ビタミンDと日光浴の話

東です。

 

 

 

 

 

 

 

 

                       
アトピー性皮膚炎の方が気にしたいビタミンにビタミンDがあります。
このビタミンDは、主に日光を受け体内で作られますが、一定の量が作られるのに必要な日光を浴びる時間に、地域差が大きいことをご存じでしょうか?
              
              
●体内で必要とするビタミンD生成に要する日照時間の推定
~札幌の冬季にはつくばの3倍以上の日光浴が必要~
http://www.nies.go.jp/whatsnew/2013/20130830/20130830.html
              
国立環境研究所と東京家政大学の研究チームは、このほど健康な生活を送るのに必要不可欠な成人の1日のビタミンD摂取量の指標とされる、5.5μgすべてを体内で生成するとした場合に必要な日光浴の時間を、日本の3地点である札幌、つくば、那覇について、季節や時刻を考慮した数値計算を用いて求めました。

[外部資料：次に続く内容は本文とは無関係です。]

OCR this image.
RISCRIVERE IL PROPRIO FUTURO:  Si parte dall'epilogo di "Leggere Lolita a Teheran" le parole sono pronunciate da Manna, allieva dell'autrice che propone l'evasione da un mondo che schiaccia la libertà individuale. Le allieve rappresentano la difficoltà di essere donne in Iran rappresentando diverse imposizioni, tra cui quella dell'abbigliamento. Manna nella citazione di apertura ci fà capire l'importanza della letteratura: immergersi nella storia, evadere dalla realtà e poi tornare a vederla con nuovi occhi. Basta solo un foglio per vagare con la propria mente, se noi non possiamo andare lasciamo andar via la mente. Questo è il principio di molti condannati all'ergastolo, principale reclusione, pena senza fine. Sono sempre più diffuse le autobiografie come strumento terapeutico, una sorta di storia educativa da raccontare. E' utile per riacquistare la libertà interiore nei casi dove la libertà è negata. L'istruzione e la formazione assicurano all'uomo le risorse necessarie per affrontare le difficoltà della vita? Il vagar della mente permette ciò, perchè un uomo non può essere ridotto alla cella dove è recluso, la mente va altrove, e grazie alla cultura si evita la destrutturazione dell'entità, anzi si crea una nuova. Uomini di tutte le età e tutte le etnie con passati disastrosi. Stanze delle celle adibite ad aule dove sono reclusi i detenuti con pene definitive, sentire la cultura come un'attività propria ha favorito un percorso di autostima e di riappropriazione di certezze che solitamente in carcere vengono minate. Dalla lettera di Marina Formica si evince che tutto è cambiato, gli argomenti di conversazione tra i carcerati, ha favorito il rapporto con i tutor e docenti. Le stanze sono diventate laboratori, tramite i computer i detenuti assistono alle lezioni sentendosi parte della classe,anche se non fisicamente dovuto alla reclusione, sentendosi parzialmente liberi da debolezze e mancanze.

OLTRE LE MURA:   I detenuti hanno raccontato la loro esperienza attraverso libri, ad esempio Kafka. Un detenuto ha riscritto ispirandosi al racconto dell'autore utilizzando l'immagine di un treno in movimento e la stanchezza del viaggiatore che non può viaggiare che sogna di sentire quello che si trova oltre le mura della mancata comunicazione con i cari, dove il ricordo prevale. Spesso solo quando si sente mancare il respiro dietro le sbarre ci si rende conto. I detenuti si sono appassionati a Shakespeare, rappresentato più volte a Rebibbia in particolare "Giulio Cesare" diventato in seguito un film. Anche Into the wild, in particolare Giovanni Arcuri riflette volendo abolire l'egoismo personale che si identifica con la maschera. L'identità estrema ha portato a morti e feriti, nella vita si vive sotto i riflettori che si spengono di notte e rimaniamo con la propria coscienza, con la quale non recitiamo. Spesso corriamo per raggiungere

その結果、両手・顔を晴天日の太陽光に露出したと仮定した場合、紫外線の弱い冬の12月の正午では、那覇で8分、つくばでは22分の日光浴で必要量のビタミンDを生成することができるものの、緯度の高い札幌では、つくばの3倍以上の76分日光浴をしないと必要量のビタミンDを生成しないことが判りました。紫外線を浴びすぎるとシミやしわ、皮膚がんの原因となることから、最近極度に紫外線を忌諱する風潮も一部で見受けられますが、冬季の北日本などでは食物からのビタミンD摂取に加え、積極的な日光浴が推奨されることが今回の研究で明らかとなりました。
なお、本研究結果は、8月30日発行の日本ビタミン学会の機関誌「Journal of Nutritional Science and Vitaminology」に掲載されます。
                 
(以下、省略)
                      
記事は、論文となっていますが、全文は長いため、詳しくご覧になりたい方は、引用元のホームページでご覧ください。
記事にあるように、お住まいの地域の緯度により、一定のビタミンD生成に必要な「日光浴」の時間に違いがあることが分かります。
ビタミンDは、一般的に骨の健康維持に必要な栄養素として知られていますが、同時に免疫機能にも関わることが分かっています。
そのため、アレルギー的な要因を抱えるアトピー性皮膚炎の方の場合、ビタミンDが不足していることが、免疫機能に対してマイナス要因となることで症状の悪化要因となることがある、という研究報告もあるようですので、こうしたビタミンDが不足しないような注意も必要かもしれません。
サプリメントなどで補給することも可能ですが、可能な範囲で「自分の体で生成」するような生活を心がけることは大切でしょう。
なお、記事中にもあるように、紫外線はビタミンD生成には必要ですが、お肌に対するダメージを与えるといったマイナス点もありますから、「適度な量」には注意が必要でしょう。

                                  
おまけ★★★★大田のつぶやき

ビタミンDが不足していると思われる方に、ビタミンDのサプリメントや日光浴をお勧めして、症状が改善した例は、過去にもあります。
ただ、ビタミンD自体は過剰摂取も良くありませんから、また体内で生成されるビタミンDとサプリメントのビタミンDは、その組成が完全に一致しているわけではなく、可能な範囲で自らの体で生成されるビタミンDの量を「高める」工夫を行うことを基本とした方がよいかもしれません。